Русский бунт. Начало - стр. 23
– Где Подуров? – крикнул я Ивану.
Ко мне подскакал полковник, поклонился в седле.
– Звал, царь-батюшка?
– Тимофей Иванович! Уйми казачков. Чай, не вражеский город берем.
Произнеся это, я увидел, как какой-то азиат из калмыков или башкир в рысьем малахае выкидывает в окно меховую рухлядь своему соплеменнику. Теперь еще и беков со старшинами накручивать?
– Помилуй бог, Петр Федорович! – Подуров подкручивает ус. – Робята только барей трясут. Святое дело!

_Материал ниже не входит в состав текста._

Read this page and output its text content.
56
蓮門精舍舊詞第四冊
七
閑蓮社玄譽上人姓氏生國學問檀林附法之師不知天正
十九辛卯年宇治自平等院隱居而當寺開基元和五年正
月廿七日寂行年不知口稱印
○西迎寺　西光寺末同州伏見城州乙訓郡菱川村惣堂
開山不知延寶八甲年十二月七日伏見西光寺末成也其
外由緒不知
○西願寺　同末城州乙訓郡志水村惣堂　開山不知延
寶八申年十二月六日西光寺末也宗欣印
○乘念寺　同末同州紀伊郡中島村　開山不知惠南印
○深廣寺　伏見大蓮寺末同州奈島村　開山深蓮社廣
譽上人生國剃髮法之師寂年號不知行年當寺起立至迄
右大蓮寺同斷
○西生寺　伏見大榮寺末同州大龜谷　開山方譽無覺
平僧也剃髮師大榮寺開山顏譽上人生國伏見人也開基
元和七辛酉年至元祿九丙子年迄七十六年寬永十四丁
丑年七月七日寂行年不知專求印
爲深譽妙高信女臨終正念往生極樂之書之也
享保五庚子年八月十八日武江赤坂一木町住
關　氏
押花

Понятно. Грабь награбленное. Но сейчас остановить беззаконие невозможно. Закона-то уже нет. Потом награбленные богатства помещиков и вправду придется забирать. И тут есть одна мыслишка.
– Чтобы к завтрему в городе все было тишь да гладь!
– Добре! – Подуров горячил коня, ему хотелось в бой. – Что делать с казачками оренбургскими? Это сотня атамана Могутова.
– А что с ними? – я напрягся. Не все казаки присягнули Пугачеву. Были и те, что остались верными императрице Екатерине. А ведь Пугачев посылал Могутову письма, пытался договориться…
– Заперлись в чернореченском бастионе, тебя, царь-батюшка, требуют!
Требуют они…
– Пошли за бомбардирами Феди Чумакова. Ставьте единорог, выбивайте двери. Кто сдастся – того разоружайте и сажайте под арест. Остальных… – я провел рукой по горлу.
– Сурово! – полковник покачал головой, но оспаривать мой приказ не стал. – Все сделаю, не изволь беспокоиться!
Миновав большой цейхгауз, гостиный двор, через знаменитые в будущем Елизаветинские ворота мы выехали на центральную площадь к губернаторскому дому. На нем висел государственный флаг, придуманный Петром III, – черный двухглавый орел на желтом фоне – и штандарт губернии. У здания только что закончился бой. Куда-то брел окровавленный солдат. На секунду он отнял руки, и я увидел, что ударом пики ему выбили глаз, глазное яблоко моталось на толстом нерве, как маятник.
Меня замутило, но я не отвел взгляда.
– Добейте! – промычал солдат в нашу сторону.
Раздался выстрел, голова мужчины дернулась, и он упал на брусчатку. Туда, где лежали его сослуживцы – трупов солдат на площади было много.
– Споймали! – К нашему отряду подбежал, придерживая саблю в ножнах рукой, Чика.
– Кого поймали, Иван Никифорович? – я спрыгнул с лошади, поднялся по ступенькам парадного крыльца губернаторского дома.
– Рейнсдорпа! Сначала этот шаматон[2]отстреливался, потом шпажкой своей решил помахать. Хлопуша ему по голове кистенем вдарил, но вроде жив и даже оклемался.
– Перевяжите его и тащите сюда… – я присел на последнюю ступеньку, перевел дух. – А также всех офицериков давайте також на площадь. И народа, сгоните народ. Ах, да! Скажи Хлопуше, чтобы в особняке ничего не смели дуванить! Это теперь все государево.